Ukraine only repays the loan after receiving Russian war reparations—an uncertain condition that makes the package functionally a grant. Russia has shown no indication it will pay reparations, meaning European taxpayers may bear the full cost of a war that shows no military breakthrough after four years.

Ukraine has not held elections since 2019 due to martial law. President Volodymyr Zelenskyy's five-year term expired in 2024, but he has deferred elections until "security guarantees" are in place. "First comes security, then politics," Zelenskyy told Euronews in February. Russia has questioned his continued rule as a pretext to extend power without democratic mandate.

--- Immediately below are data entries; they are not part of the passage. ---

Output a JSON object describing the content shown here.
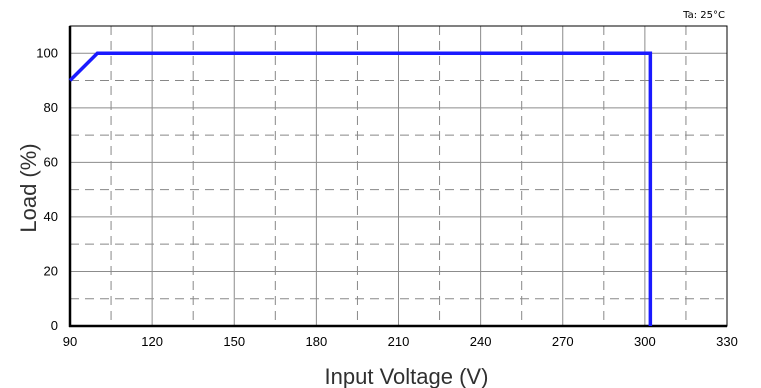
{
  "chart_data": {
    "type": "line",
    "xlabel": "Input Voltage (V)",
    "ylabel": "Load (%)",
    "annotation": "Ta: 25°C",
    "xlim": [
      90,
      330
    ],
    "ylim": [
      0,
      110
    ],
    "x_ticks": [
      "90",
      "120",
      "150",
      "180",
      "210",
      "240",
      "270",
      "300",
      "330"
    ],
    "y_ticks": [
      "0",
      "20",
      "40",
      "60",
      "80",
      "100"
    ],
    "grid": true,
    "series": [
      {
        "color": "#1a1aff",
        "points": [
          [
            90,
            90
          ],
          [
            100,
            100
          ],
          [
            302,
            100
          ],
          [
            302,
            0
          ]
        ]
      }
    ]
  }
}
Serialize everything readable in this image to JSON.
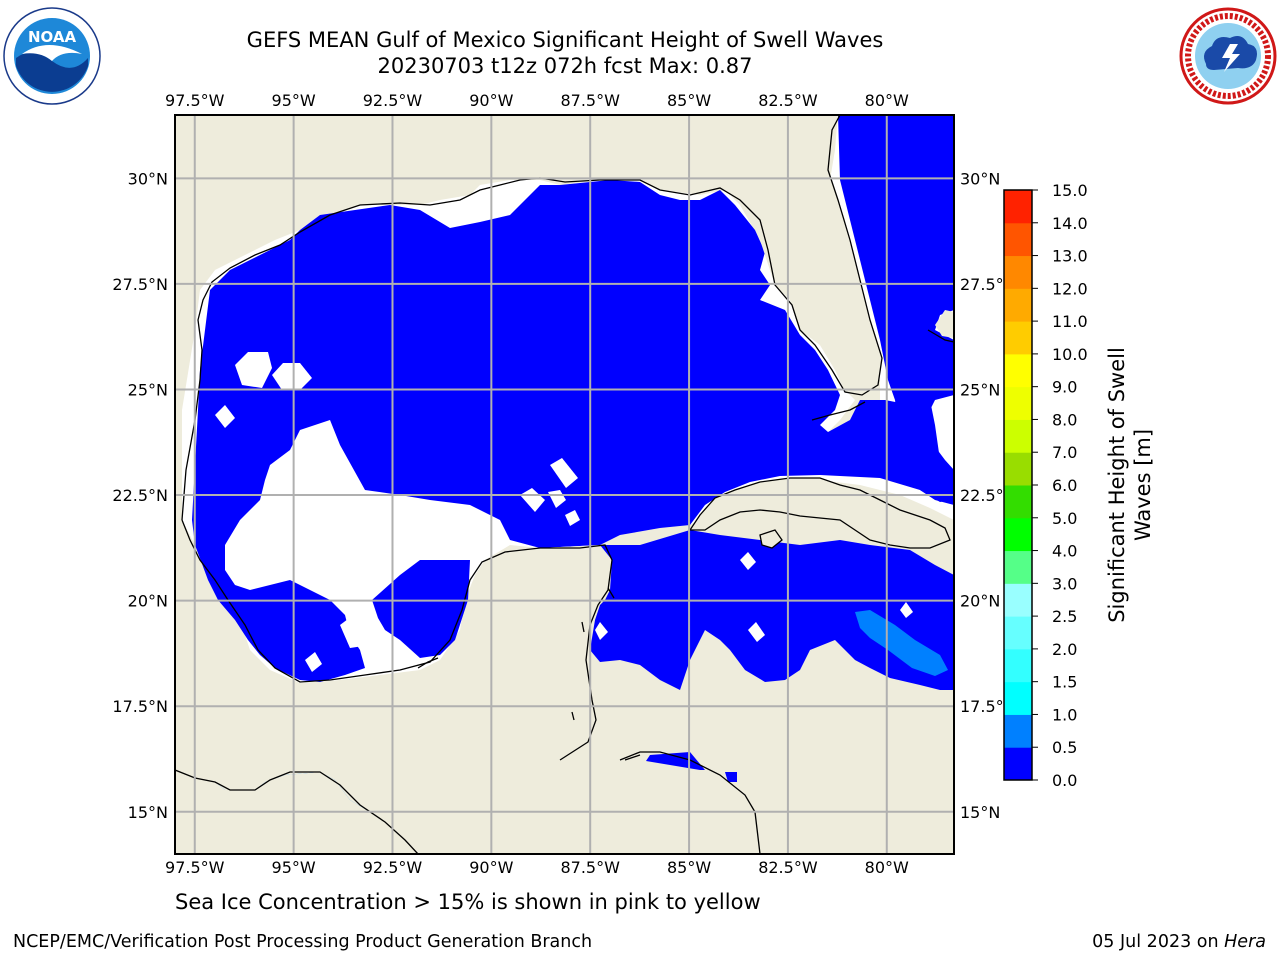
{
  "header": {
    "title": "GEFS MEAN Gulf of Mexico Significant Height of Swell Waves",
    "subtitle": "20230703 t12z 072h fcst   Max: 0.87"
  },
  "logos": {
    "left": {
      "text": "NOAA",
      "icon": "noaa-logo"
    },
    "right": {
      "icon": "national-weather-service-logo"
    }
  },
  "map": {
    "lon_labels": [
      "97.5°W",
      "95°W",
      "92.5°W",
      "90°W",
      "87.5°W",
      "85°W",
      "82.5°W",
      "80°W"
    ],
    "lon_values": [
      -97.5,
      -95,
      -92.5,
      -90,
      -87.5,
      -85,
      -82.5,
      -80
    ],
    "lat_labels": [
      "30°N",
      "27.5°N",
      "25°N",
      "22.5°N",
      "20°N",
      "17.5°N",
      "15°N"
    ],
    "lat_values": [
      30,
      27.5,
      25,
      22.5,
      20,
      17.5,
      15
    ],
    "lon_range": [
      -98,
      -78.3
    ],
    "lat_range": [
      14,
      31.5
    ],
    "colors": {
      "land": "#eeecdc",
      "water_low": "#0000ff",
      "water_mid": "#0080ff",
      "no_data": "#ffffff",
      "grid": "#b0b0b0"
    }
  },
  "colorbar": {
    "label": "Significant Height of Swell Waves [m]",
    "label_lines": [
      "Significant Height of Swell",
      "Waves [m]"
    ],
    "ticks": [
      "0.0",
      "0.5",
      "1.0",
      "1.5",
      "2.0",
      "2.5",
      "3.0",
      "4.0",
      "5.0",
      "6.0",
      "7.0",
      "8.0",
      "9.0",
      "10.0",
      "11.0",
      "12.0",
      "13.0",
      "14.0",
      "15.0"
    ],
    "bins": [
      {
        "from": 0,
        "to": 0.5,
        "color": "#0000ff"
      },
      {
        "from": 0.5,
        "to": 1.0,
        "color": "#0080ff"
      },
      {
        "from": 1.0,
        "to": 1.5,
        "color": "#00ffff"
      },
      {
        "from": 1.5,
        "to": 2.0,
        "color": "#33ffff"
      },
      {
        "from": 2.0,
        "to": 2.5,
        "color": "#66ffff"
      },
      {
        "from": 2.5,
        "to": 3.0,
        "color": "#99ffff"
      },
      {
        "from": 3.0,
        "to": 4.0,
        "color": "#55ff88"
      },
      {
        "from": 4.0,
        "to": 5.0,
        "color": "#00ff00"
      },
      {
        "from": 5.0,
        "to": 6.0,
        "color": "#33dd00"
      },
      {
        "from": 6.0,
        "to": 7.0,
        "color": "#99dd00"
      },
      {
        "from": 7.0,
        "to": 8.0,
        "color": "#ccff00"
      },
      {
        "from": 8.0,
        "to": 9.0,
        "color": "#eeff00"
      },
      {
        "from": 9.0,
        "to": 10.0,
        "color": "#ffff00"
      },
      {
        "from": 10.0,
        "to": 11.0,
        "color": "#ffcc00"
      },
      {
        "from": 11.0,
        "to": 12.0,
        "color": "#ffaa00"
      },
      {
        "from": 12.0,
        "to": 13.0,
        "color": "#ff8800"
      },
      {
        "from": 13.0,
        "to": 14.0,
        "color": "#ff5500"
      },
      {
        "from": 14.0,
        "to": 15.0,
        "color": "#ff2200"
      }
    ]
  },
  "note": "Sea Ice Concentration > 15% is shown in pink to yellow",
  "footer": {
    "left": "NCEP/EMC/Verification Post Processing Product Generation Branch",
    "right_date": "05 Jul 2023 on ",
    "right_host": "Hera"
  }
}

Orbán initially approved the loan in December 2025, then blocked it for four months citing Druzhba pipeline repairs with Ukraine. His March 2026 veto prompted German Chancellor Friedrich Merz to describe it as "a gross act of disloyalty." Magyar's government will not block the loan but maintains Hungary's financial opt-out, stating "Hungary is in a very difficult financial situation... We cannot take on more loans."

The International Monetary Fund projects Ukraine faces a €130-135 billion funding gap for 2026-27. The EU loan covers two-thirds, with the remaining third expected from IMF and other international donors. Without the EU funds, Ukraine would have run out of money to finance the war by spring 2026, according to European Council on Foreign Relations analysis.

The loan uses "enhanced cooperation" among 24 member states—Hungary, Czechia and Slovakia opted out—representing a major step toward Eurobonds. Germany, which long opposed common EU debt, agreed to the mechanism, marking a policy reversal that centralizes Brussels' financial power while bypassing member state vetoes.

Analysts at ZeroHedge argue the EU is perpetuating the conflict until 2029, hoping Democrats regain control of the White House and resume Biden-era interventionist policy.

European taxpayers will service debt estimated at more than €10 billion over the loan's life. The conflict enters its fifth year with no elections scheduled to determine Ukrainian public support for continued fighting.